Simplified Closed-Form Method to Large Deflection Stability Analysis of Thin Rectangular Plate

Abstract

At the moment, the analyses of postbuckling behavior of thin rectangular plates of constant thickness are generally based on von Karman’s large deflection equations which make use of stress functions and trigonometric variables. These equations are coupled, nonlinear partial differential equations of fourth order each. Getting a closed-form solution of these equations is near impossible and tedious. The present work presents a simplified closed-form general equation using a variational approach for large deflection analysis. The approach adopted here is devoid of Airy’s stress functions. A new strain-displacement equation is formulated, and the total potential energy equation is minimized. The resulting compatibility equation was solved to obtain the general governing stability equation under large deflection. This governing equation was applied to a plate simply supported all-around using polynomial displacement function and numerical results were obtained. To validate the numerical results obtained, they were compared with the values obtained by Levy whose results are generally acclaimed as exact and with two others.
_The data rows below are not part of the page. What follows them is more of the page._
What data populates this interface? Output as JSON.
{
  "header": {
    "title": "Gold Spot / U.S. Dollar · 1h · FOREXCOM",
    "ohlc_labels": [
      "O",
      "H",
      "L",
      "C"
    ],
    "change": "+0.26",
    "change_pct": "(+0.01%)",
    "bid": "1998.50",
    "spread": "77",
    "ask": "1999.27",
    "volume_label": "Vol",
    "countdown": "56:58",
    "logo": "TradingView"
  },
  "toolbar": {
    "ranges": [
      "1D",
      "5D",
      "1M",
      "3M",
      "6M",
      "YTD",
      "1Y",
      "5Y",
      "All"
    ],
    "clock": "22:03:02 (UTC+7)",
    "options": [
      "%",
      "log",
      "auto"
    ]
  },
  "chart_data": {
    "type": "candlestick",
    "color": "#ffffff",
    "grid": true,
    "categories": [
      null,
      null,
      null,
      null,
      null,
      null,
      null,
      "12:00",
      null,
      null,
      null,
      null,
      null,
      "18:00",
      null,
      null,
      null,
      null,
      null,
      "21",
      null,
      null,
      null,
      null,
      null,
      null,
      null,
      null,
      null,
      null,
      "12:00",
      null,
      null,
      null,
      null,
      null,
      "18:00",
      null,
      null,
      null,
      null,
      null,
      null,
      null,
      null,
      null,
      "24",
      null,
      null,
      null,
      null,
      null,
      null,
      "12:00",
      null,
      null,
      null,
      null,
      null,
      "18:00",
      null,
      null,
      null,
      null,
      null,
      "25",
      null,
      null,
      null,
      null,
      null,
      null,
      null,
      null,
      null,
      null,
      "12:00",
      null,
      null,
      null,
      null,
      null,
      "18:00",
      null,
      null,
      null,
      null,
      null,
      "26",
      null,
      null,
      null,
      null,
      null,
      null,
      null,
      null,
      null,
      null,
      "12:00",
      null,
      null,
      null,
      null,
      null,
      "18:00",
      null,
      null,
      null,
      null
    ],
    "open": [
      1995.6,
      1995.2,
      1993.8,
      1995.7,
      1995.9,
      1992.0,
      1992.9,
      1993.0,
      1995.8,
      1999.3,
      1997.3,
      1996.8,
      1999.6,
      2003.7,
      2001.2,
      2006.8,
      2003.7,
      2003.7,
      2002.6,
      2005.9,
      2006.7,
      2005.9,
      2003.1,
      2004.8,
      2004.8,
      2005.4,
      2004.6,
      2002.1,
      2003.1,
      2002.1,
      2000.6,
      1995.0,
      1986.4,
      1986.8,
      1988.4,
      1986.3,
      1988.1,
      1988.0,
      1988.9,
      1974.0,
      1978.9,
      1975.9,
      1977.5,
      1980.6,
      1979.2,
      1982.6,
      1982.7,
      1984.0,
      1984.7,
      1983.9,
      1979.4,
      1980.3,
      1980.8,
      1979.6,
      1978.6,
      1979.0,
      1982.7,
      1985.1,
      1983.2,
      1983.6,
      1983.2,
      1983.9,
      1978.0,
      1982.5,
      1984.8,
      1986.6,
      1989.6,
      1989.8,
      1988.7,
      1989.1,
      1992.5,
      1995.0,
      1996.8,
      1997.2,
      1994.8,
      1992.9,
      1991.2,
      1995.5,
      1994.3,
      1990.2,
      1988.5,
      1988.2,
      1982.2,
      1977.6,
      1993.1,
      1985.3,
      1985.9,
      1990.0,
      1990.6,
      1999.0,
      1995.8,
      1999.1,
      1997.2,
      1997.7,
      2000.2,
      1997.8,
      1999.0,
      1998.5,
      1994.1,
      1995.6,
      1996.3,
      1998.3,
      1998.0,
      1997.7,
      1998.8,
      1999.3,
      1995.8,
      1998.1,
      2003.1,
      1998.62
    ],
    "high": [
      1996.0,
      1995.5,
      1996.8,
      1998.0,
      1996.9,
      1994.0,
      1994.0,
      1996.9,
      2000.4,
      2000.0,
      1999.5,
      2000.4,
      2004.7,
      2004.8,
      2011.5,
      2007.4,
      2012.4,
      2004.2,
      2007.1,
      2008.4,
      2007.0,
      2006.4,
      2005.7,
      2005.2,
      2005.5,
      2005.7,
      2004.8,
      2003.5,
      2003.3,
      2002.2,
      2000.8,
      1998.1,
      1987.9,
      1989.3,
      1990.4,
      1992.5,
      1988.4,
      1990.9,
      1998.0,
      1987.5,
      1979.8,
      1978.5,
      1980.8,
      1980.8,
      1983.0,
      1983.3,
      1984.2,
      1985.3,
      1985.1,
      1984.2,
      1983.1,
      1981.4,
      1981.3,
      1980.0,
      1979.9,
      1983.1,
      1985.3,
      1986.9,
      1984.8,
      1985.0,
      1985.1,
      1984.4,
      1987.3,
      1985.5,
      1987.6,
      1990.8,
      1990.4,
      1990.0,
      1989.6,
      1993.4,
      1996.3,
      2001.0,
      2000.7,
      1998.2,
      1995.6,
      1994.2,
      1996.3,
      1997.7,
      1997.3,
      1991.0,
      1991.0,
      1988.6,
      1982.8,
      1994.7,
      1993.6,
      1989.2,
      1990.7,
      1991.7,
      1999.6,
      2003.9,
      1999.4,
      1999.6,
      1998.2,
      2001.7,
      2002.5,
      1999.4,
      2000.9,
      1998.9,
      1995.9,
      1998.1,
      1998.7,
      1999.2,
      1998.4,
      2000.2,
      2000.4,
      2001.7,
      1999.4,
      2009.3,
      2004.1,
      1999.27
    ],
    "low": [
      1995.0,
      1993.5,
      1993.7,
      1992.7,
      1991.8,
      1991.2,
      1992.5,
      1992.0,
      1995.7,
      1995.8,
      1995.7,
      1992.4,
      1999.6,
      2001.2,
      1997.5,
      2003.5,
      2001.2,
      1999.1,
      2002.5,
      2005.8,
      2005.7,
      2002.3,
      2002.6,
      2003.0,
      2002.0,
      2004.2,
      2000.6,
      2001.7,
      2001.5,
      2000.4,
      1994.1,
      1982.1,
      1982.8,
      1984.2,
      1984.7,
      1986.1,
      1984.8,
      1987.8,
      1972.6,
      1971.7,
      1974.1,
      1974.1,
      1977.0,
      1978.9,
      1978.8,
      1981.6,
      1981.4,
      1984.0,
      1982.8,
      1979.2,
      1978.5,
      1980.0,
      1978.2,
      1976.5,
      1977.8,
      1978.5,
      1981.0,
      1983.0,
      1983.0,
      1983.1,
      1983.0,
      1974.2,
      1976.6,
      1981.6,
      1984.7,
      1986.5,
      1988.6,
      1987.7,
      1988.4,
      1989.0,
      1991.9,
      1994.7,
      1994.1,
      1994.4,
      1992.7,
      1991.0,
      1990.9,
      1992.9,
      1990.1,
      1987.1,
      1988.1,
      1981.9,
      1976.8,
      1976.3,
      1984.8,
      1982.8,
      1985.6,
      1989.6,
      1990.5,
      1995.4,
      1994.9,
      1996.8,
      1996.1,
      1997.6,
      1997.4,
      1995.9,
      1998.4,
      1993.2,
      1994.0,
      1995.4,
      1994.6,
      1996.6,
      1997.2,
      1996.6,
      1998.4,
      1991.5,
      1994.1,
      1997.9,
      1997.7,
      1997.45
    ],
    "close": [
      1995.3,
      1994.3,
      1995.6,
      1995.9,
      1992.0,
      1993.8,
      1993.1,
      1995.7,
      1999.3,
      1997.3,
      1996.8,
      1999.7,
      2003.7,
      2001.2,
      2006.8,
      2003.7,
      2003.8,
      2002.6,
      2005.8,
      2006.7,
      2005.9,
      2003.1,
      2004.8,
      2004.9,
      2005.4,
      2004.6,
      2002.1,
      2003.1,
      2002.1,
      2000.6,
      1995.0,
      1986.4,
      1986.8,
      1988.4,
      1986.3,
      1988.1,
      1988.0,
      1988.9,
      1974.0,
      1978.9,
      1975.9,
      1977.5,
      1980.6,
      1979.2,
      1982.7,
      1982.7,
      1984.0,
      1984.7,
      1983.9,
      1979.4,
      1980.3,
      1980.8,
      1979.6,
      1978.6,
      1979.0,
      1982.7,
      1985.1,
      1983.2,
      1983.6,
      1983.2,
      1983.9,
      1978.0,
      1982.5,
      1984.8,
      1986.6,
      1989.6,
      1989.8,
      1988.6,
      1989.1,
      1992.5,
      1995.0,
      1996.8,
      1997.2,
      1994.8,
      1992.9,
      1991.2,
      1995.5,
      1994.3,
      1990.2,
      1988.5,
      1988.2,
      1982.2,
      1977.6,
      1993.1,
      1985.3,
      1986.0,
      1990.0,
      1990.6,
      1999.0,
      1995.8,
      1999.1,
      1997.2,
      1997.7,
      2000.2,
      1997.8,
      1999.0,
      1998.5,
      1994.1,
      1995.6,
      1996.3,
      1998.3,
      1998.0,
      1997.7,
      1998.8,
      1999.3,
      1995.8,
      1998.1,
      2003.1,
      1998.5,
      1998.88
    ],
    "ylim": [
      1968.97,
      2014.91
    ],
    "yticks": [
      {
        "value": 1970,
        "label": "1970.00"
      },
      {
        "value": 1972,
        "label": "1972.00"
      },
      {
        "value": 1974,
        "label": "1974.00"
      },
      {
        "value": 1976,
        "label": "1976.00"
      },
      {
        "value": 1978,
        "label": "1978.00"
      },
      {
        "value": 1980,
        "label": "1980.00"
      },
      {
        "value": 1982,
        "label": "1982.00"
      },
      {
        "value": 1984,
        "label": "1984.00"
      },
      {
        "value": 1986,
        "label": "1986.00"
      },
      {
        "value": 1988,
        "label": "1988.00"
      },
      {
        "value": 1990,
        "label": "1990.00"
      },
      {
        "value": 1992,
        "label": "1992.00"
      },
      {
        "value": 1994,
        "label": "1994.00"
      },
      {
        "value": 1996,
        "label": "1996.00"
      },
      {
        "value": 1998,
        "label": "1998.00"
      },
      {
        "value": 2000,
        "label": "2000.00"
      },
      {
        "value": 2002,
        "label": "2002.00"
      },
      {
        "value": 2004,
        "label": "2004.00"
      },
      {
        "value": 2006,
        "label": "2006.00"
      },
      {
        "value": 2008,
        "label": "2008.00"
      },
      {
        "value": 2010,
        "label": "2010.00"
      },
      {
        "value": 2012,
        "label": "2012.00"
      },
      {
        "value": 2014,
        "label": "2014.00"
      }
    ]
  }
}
It was observed that the minimum and maximum percentage differences were 0% and 41.56% at stress parameters 3.66 and 21.45 respectively. Also, for deflection to thickness ratio (w/t), the present results showed a close agreement with those of Levy with a minimum and maximum percentage difference of 0.07% and 41.56% at w/t of 0 and 3.376 respectively. Importantly, the present result lies between two other research results. We, therefore, conclude that the present work is adequate and a new simple closed-form approach to understanding and predicting the postbuckling strength of thin rectangular plates.